In the 1970s, the nestinari rite had not only been turned into a spectacle for tourists, but a new line of historical thought was developed in another direction. It overstressed the supposed connection of the rite to the ancient Thracians, who were being overhyped as one of the most spiritual and wise of ancient nations, and even the progenitors of Greek civilisation. As Bulgarians were seen as partially descended from the Thracians, nestinari were interpreted as key evidence of the nation's millennia-long history and spirituality. This was a crucial tool for the Communist regime, which at the time was turning increasingly nationalistic in order to strengthen its grip over the nation and to provide some distraction from the struggling economy.
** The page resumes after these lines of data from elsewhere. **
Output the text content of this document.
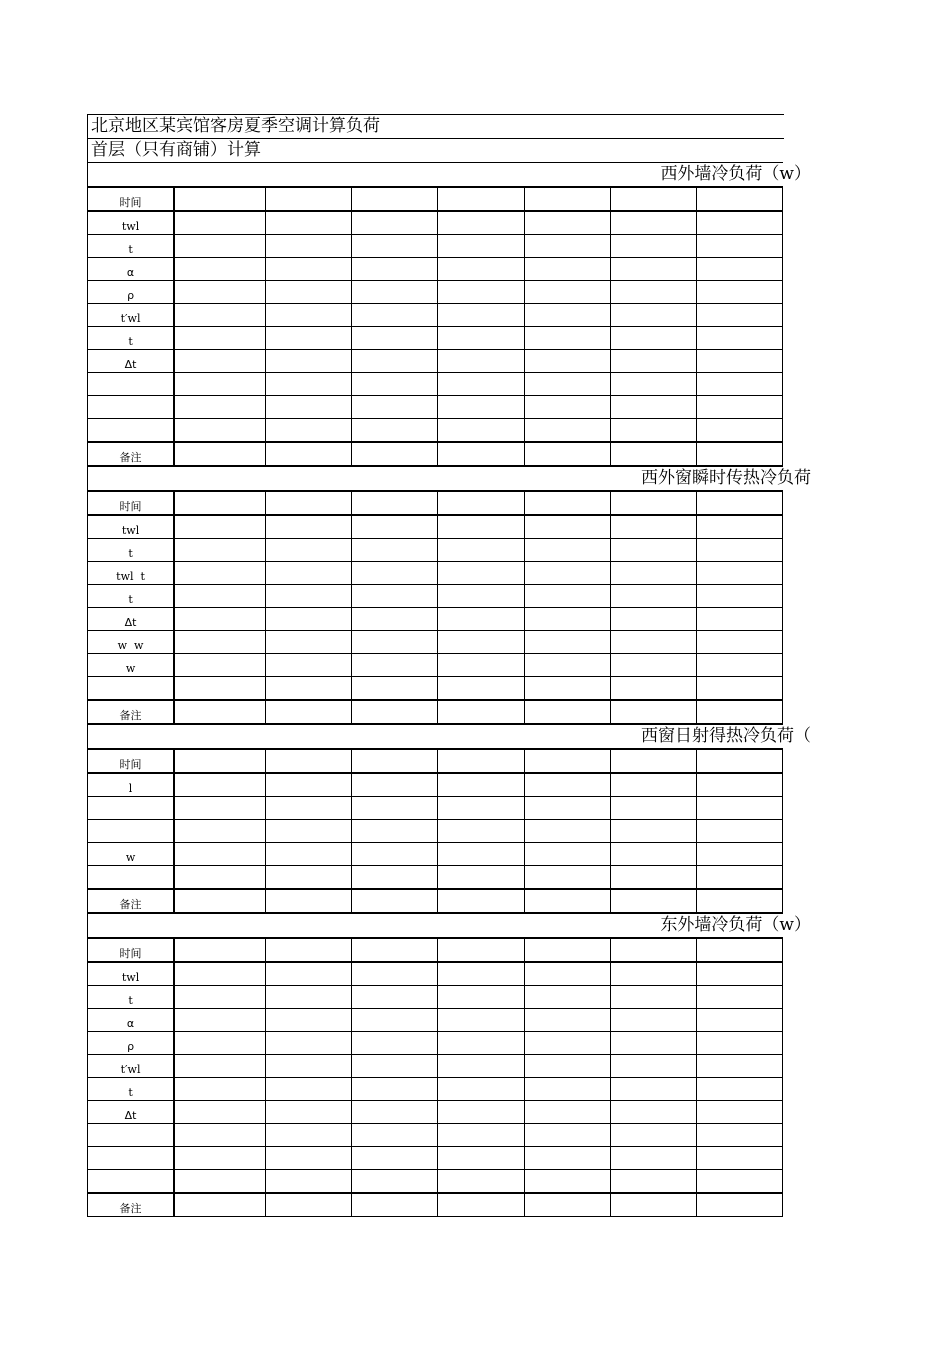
北京地区某宾馆客房夏季空调计算负荷
首层（只有商铺）计算
西外墙冷负荷（w）
时间							
twl							
t							
α							
ρ							
t′wl							
t							
Δt							

备注							
西外窗瞬时传热冷负荷
时间							
twl							
t							
twl  t							
t							
Δt							
w  w							
w							

备注							
西窗日射得热冷负荷（
时间							
l							

w							

备注							
东外墙冷负荷（w）
时间							
twl							
t							
α							
ρ							
t′wl							
t							
Δt							

备注							
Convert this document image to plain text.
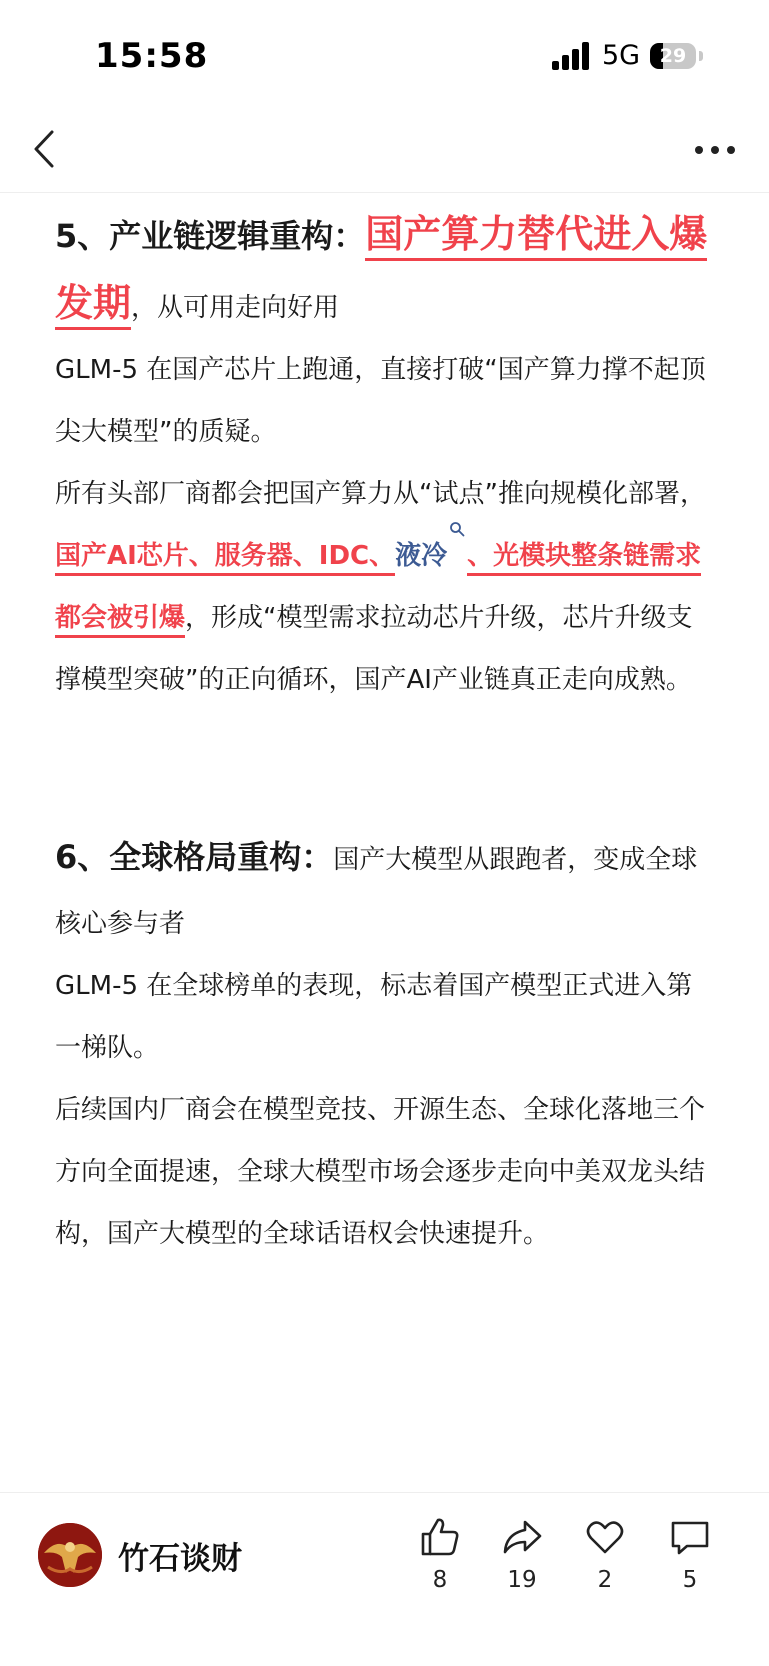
15:58	5G	29

5、产业链逻辑重构：国产算力替代进入爆发期，从可用走向好用

GLM-5 在国产芯片上跑通，直接打破“国产算力撑不起顶尖大模型”的质疑。

所有头部厂商都会把国产算力从“试点”推向规模化部署，国产AI芯片、服务器、IDC、液冷 、光模块整条链需求都会被引爆，形成“模型需求拉动芯片升级，芯片升级支撑模型突破”的正向循环，国产AI产业链真正走向成熟。

6、全球格局重构：国产大模型从跟跑者，变成全球核心参与者

GLM-5 在全球榜单的表现，标志着国产模型正式进入第一梯队。

后续国内厂商会在模型竞技、开源生态、全球化落地三个方向全面提速，全球大模型市场会逐步走向中美双龙头结构，国产大模型的全球话语权会快速提升。

竹石谈财
8	19	2	5
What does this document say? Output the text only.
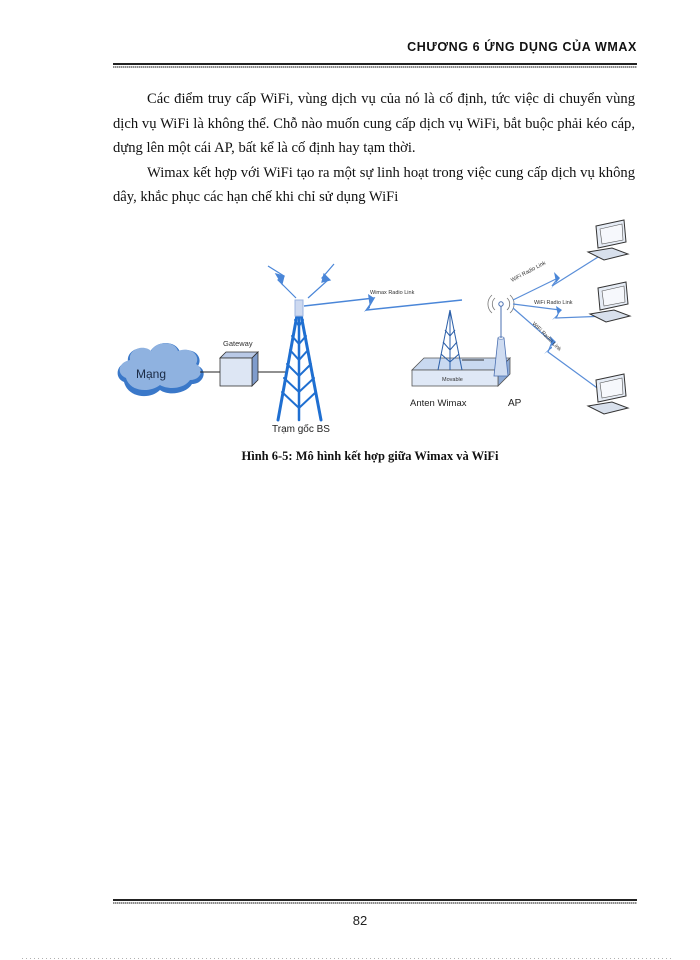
CHƯƠNG 6 ỨNG DỤNG CỦA WMAX

Các điểm truy cấp WiFi, vùng dịch vụ của nó là cố định, tức việc di chuyển vùng dịch vụ WiFi là không thể. Chỗ nào muốn cung cấp dịch vụ WiFi, bắt buộc phải kéo cáp, dựng lên một cái AP, bất kể là cố định hay tạm thời.

Wimax kết hợp với WiFi tạo ra một sự linh hoạt trong việc cung cấp dịch vụ không dây, khắc phục các hạn chế khi chỉ sử dụng WiFi

Mạng
Gateway
Trạm gốc BS
Wimax Radio Link
Movable
Anten Wimax	AP
WiFi Radio Link
WiFi Radio Link
WiFi Radio Link
Hình 6-5: Mô hình kết hợp giữa Wimax và WiFi
82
When Communism collapsed, in 1989, the nestinari rite revived in the Strandzha. Regular meetings with Greek anastenaroi from Langadas are now organised, and in 2009, the rite became a UNESCO Intangible Cultural Heritage of Humanity.

Preparing nestinari fire

The fire at the centre of Balgari burns for a whole day in order to be ready for the nestinari

Post-1989, the trend of turning the rite into a patriotic crowd-puller intensified. Today, Bulgarians are proud of the physical endurance of their nestinari, and of the centuries-long tradition. However, for the general public the rite begins and ends with firewalking. The diverse traditions and rites performed by the old nestinari have been forgotten and/or simplified to make them more palatable to the modern mind. In their attempts to attract more tourists to the economically-struggling Strandzha, local authorities have turned the 3 June Balgari event into a general spectacle. It is not only the crowds with their smartphone cameras that spoil the atmosphere, as before the firedancing begins, folk music atypical to the Strandzha region blasts out over the village square, and a huge LCD screen broadcasts the event from start to finish.

The nestinari themselves have also changed. Unlike a century ago, when their rituals were off-limits to outsiders, today you can visit them in their chapel while they prepare to enter the trance. They will even tolerate you taking photos there, particularly if you offer them a small fee.